The Primacy of the Unknowable

It often seems that, when talking about what we should believe in, the prevailing consensus in the Western world is that we should only place faith in things that are knowable – things that are scientifically provable. To state that we experienced a vision from a deceased relative is pathologized, and often diagnosed. To state that we believe in an all powerful and all knowing God is scoffed at in our secularized society. To state that we are convinced of something that has no proof, as defined by our “scientific” age is to announce that we should not be taken seriously by the majority of society.

As a practicing therapist, I find that this manifests most often in what are called “evidence based practices” or EBP’s. These are heavily researched approaches to therapy and counseling, such as DBT and CBT, that have displayed scientific and documentable evidence that they produce improved outcomes in the majority of patients. What I am not saying is that these EBP’s are methods that we should eschew. However, I do believe that the presence of these modalities have pushed the art of therapy into the corners, and have made the art of therapy into something that is much more often something that companies and insurance agencies can turn into numbers, dollars and, most importantly, profit.

This marginalizing of the art of psychotherapy is, I believe, a symptom of the greater issue of our modern society’s unwillingness and sometimes downright hostility to accept that there are things in this world that affect us deeply, and oftentimes only individually, with no explanation in the material and observable world. These can be experiences of the paranormal, an intimate unspoken connection with a stranger on a bus, a powerful religious experience either individually or as a community and a number of other things that, due to their very nature, elude a description that I would be able to provide.

It is these things, these unobservable and often unexplainable experiences that comprise the most important and moving aspects of human life. This is not to deny the importance scientific progress – the material world is not diminished in importance by the existence of the metaphysical and interior world. But we should likewise not let our reliance of the material world dim the beauty and integrally important world of the unknowable either.

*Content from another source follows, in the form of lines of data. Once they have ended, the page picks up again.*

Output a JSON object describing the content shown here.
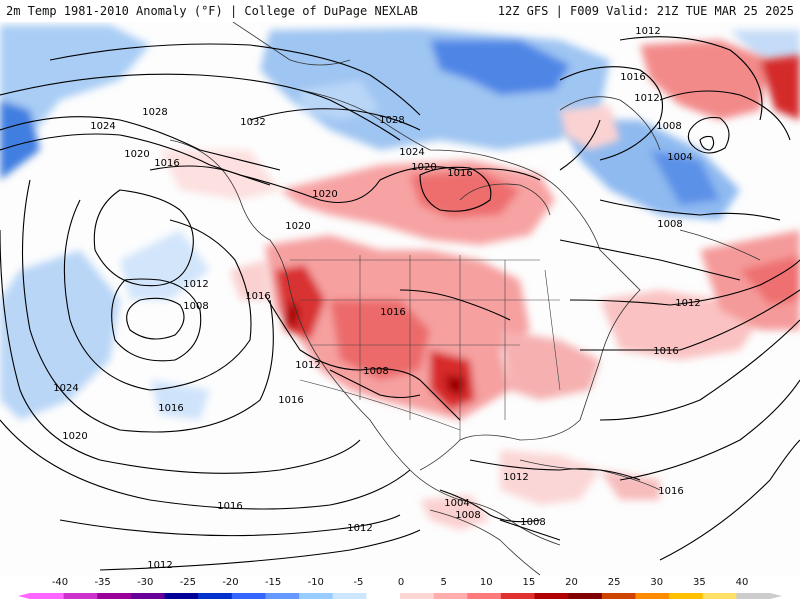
{
  "header": {
    "left": "2m Temp 1981-2010 Anomaly (°F) | College of DuPage NEXLAB",
    "right": "12Z GFS | F009 Valid: 21Z TUE MAR 25 2025"
  },
  "colorbar": {
    "ticks": [
      "-40",
      "-35",
      "-30",
      "-25",
      "-20",
      "-15",
      "-10",
      "-5",
      "0",
      "5",
      "10",
      "15",
      "20",
      "25",
      "30",
      "35",
      "40"
    ],
    "colors": [
      "#ff66ff",
      "#cc33cc",
      "#990099",
      "#660099",
      "#000099",
      "#0033cc",
      "#3366ff",
      "#6699ff",
      "#99ccff",
      "#cce6ff",
      "#ffffff",
      "#ffd6d6",
      "#ffadad",
      "#ff7a7a",
      "#e03030",
      "#b00000",
      "#800000",
      "#cc4400",
      "#ff8c00",
      "#ffc000",
      "#ffe066",
      "#cccccc"
    ]
  },
  "isobar_labels": [
    {
      "text": "1012",
      "name": "isobar-label-1012-ne"
    },
    {
      "text": "1016",
      "name": "isobar-label-1016-ne"
    },
    {
      "text": "1012",
      "name": "isobar-label-1012-ne2"
    },
    {
      "text": "1008",
      "name": "isobar-label-1008-ne"
    },
    {
      "text": "1004",
      "name": "isobar-label-1004-ne"
    },
    {
      "text": "1024",
      "name": "isobar-label-1024-alaska"
    },
    {
      "text": "1028",
      "name": "isobar-label-1028-alaska"
    },
    {
      "text": "1032",
      "name": "isobar-label-1032-canada"
    },
    {
      "text": "1028",
      "name": "isobar-label-1028-canada"
    },
    {
      "text": "1024",
      "name": "isobar-label-1024-canada"
    },
    {
      "text": "1020",
      "name": "isobar-label-1020-alaska"
    },
    {
      "text": "1016",
      "name": "isobar-label-1016-alaska"
    },
    {
      "text": "1020",
      "name": "isobar-label-1020-canada"
    },
    {
      "text": "1016",
      "name": "isobar-label-1016-hudson"
    },
    {
      "text": "1020",
      "name": "isobar-label-1020-bc"
    },
    {
      "text": "1020",
      "name": "isobar-label-1020-pnw"
    },
    {
      "text": "1012",
      "name": "isobar-label-1012-pacific"
    },
    {
      "text": "1008",
      "name": "isobar-label-1008-pacific"
    },
    {
      "text": "1016",
      "name": "isobar-label-1016-west"
    },
    {
      "text": "1016",
      "name": "isobar-label-1016-idaho"
    },
    {
      "text": "1012",
      "name": "isobar-label-1012-california"
    },
    {
      "text": "1008",
      "name": "isobar-label-1008-southwest"
    },
    {
      "text": "1024",
      "name": "isobar-label-1024-pacific"
    },
    {
      "text": "1016",
      "name": "isobar-label-1016-pacific-s"
    },
    {
      "text": "1016",
      "name": "isobar-label-1016-baja"
    },
    {
      "text": "1020",
      "name": "isobar-label-1020-pacific-sw"
    },
    {
      "text": "1008",
      "name": "isobar-label-1008-atlantic"
    },
    {
      "text": "1012",
      "name": "isobar-label-1012-atlantic"
    },
    {
      "text": "1016",
      "name": "isobar-label-1016-atlantic"
    },
    {
      "text": "1016",
      "name": "isobar-label-1016-caribbean"
    },
    {
      "text": "1012",
      "name": "isobar-label-1012-gulf"
    },
    {
      "text": "1004",
      "name": "isobar-label-1004-mexico"
    },
    {
      "text": "1008",
      "name": "isobar-label-1008-mexico"
    },
    {
      "text": "1008",
      "name": "isobar-label-1008-central-am"
    },
    {
      "text": "1016",
      "name": "isobar-label-1016-pacific-se"
    },
    {
      "text": "1012",
      "name": "isobar-label-1012-pacific-se"
    },
    {
      "text": "1012",
      "name": "isobar-label-1012-pacific-sw"
    }
  ]
}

When Patients Don’t Deserve Care

As a therapist at a community mental health provider. this is a question that is very challenging on an ethical level. One of the biggest challenges that I face is with patients who either don’t want care, are violent/belligerent or are a combination of all of these. Often, these patients have been through the mill of services – in and out of jail/prison, chronically suicidal, and spit out by every mental health provider in a 100 mile radius.

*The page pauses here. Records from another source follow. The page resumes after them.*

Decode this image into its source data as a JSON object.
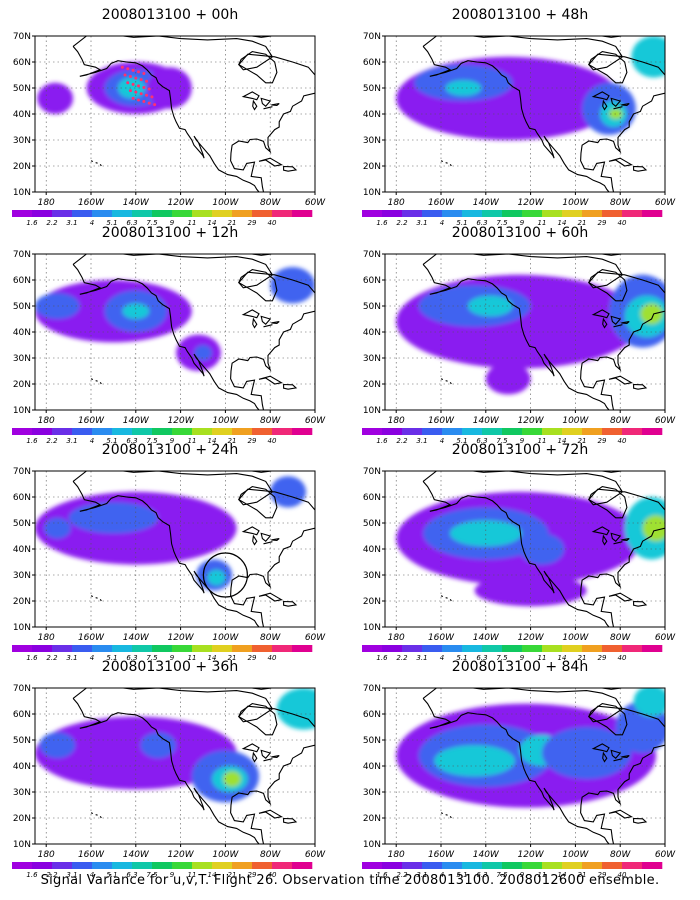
{
  "panels": [
    {
      "title": "2008013100 + 00h",
      "column": "left",
      "row": 0,
      "has_flight_track": true,
      "has_circle": false
    },
    {
      "title": "2008013100 + 12h",
      "column": "left",
      "row": 1,
      "has_flight_track": false,
      "has_circle": false
    },
    {
      "title": "2008013100 + 24h",
      "column": "left",
      "row": 2,
      "has_flight_track": false,
      "has_circle": true
    },
    {
      "title": "2008013100 + 36h",
      "column": "left",
      "row": 3,
      "has_flight_track": false,
      "has_circle": false
    },
    {
      "title": "2008013100 + 48h",
      "column": "right",
      "row": 0,
      "has_flight_track": false,
      "has_circle": false
    },
    {
      "title": "2008013100 + 60h",
      "column": "right",
      "row": 1,
      "has_flight_track": false,
      "has_circle": false
    },
    {
      "title": "2008013100 + 72h",
      "column": "right",
      "row": 2,
      "has_flight_track": false,
      "has_circle": false
    },
    {
      "title": "2008013100 + 84h",
      "column": "right",
      "row": 3,
      "has_flight_track": false,
      "has_circle": false
    }
  ],
  "lat_labels": [
    "10N",
    "20N",
    "30N",
    "40N",
    "50N",
    "60N",
    "70N"
  ],
  "lon_labels": [
    "180",
    "160W",
    "140W",
    "120W",
    "100W",
    "80W",
    "60W"
  ],
  "colorbar": {
    "labels": [
      "1.6",
      "2.2",
      "3.1",
      "4",
      "5.1",
      "6.3",
      "7.5",
      "9",
      "11",
      "14",
      "21",
      "29",
      "40"
    ],
    "colors": [
      "#a000e0",
      "#8a00e0",
      "#6a2fe8",
      "#3a5cf0",
      "#2a8cf0",
      "#18b8e0",
      "#10c8a8",
      "#10c860",
      "#38d838",
      "#a8e020",
      "#e0d020",
      "#f0a020",
      "#f06030",
      "#f02878",
      "#e00090"
    ]
  },
  "colors": {
    "land_line": "#000000",
    "flight_track": "#ff3070",
    "low": "#8a1cf0",
    "mid": "#3f63f0",
    "high": "#19c8d8",
    "peak": "#9fe030"
  },
  "caption": "Signal Variance for u,v,T. Flight 26. Observation time 2008013100. 2008012600 ensemble."
}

And then they are referred to me.

These referrals come from people who are out of options, who are at their wits end as to how to provide care for these individuals. Whether it is people who are chronically addicted to some substance, have a personality disorder, or just don’t want help (which is a lot of people), I am the one who gets the call when there is no one left to call.

When I get these calls, I can confidently say that I always want to help. Is it an ego thing? A “big heart” thing? Am I perhaps too naïve? Whatever it is, I always want to add them to the caseload.

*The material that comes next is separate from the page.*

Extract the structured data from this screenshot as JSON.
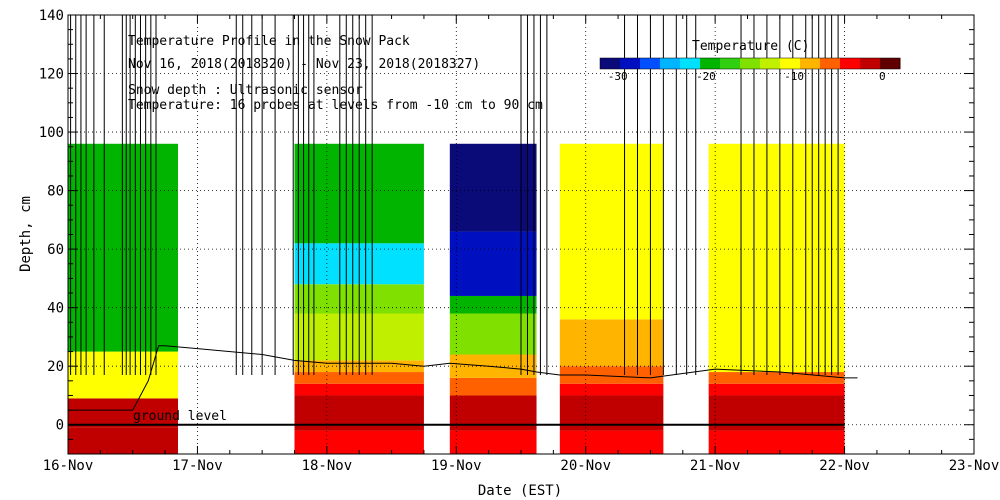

When they do get added, it is very quickly that I realize why they were referred to me, and refused services from so many other organizations in the process. They are angry, aggressive, belligerent, intoxicated, and a plethora of other things that prevents me from being able to help them, if they even want help in the first place.

When the violence, anger and belligerence starts, though, I feel at a loss. These individuals are justifiably angry in many instances. They have been abused, mistreated, refused service and generally thrown to the wayside by every societal apparatus that we have at hand. And I do not blame these apparatus’ when they do throw these people away! Many of these individuals are fundamentally broken people, and beyond the help that I, or the wonderful people that I work with can provide.

As a therapist, I often have to come to the conclusion that I am unable to help these people, and that it is only a choice on their end that will allow them to become able to accept help, when it does eventually come to them. But as a Catholic? It is extremely difficult for me to accept this. Christianity is the religion of the broken and the castaway. It is the religion for those who have been shunned by the society in which they are a part. So how do we help these people? These people, who refuse the assistance of secular society, often justifiably so. These people, who are so often simply beyond the help of secular society. These people, who deserve to be accepted by those of a religious heart?

I do not have an answer. But I had to ask the question.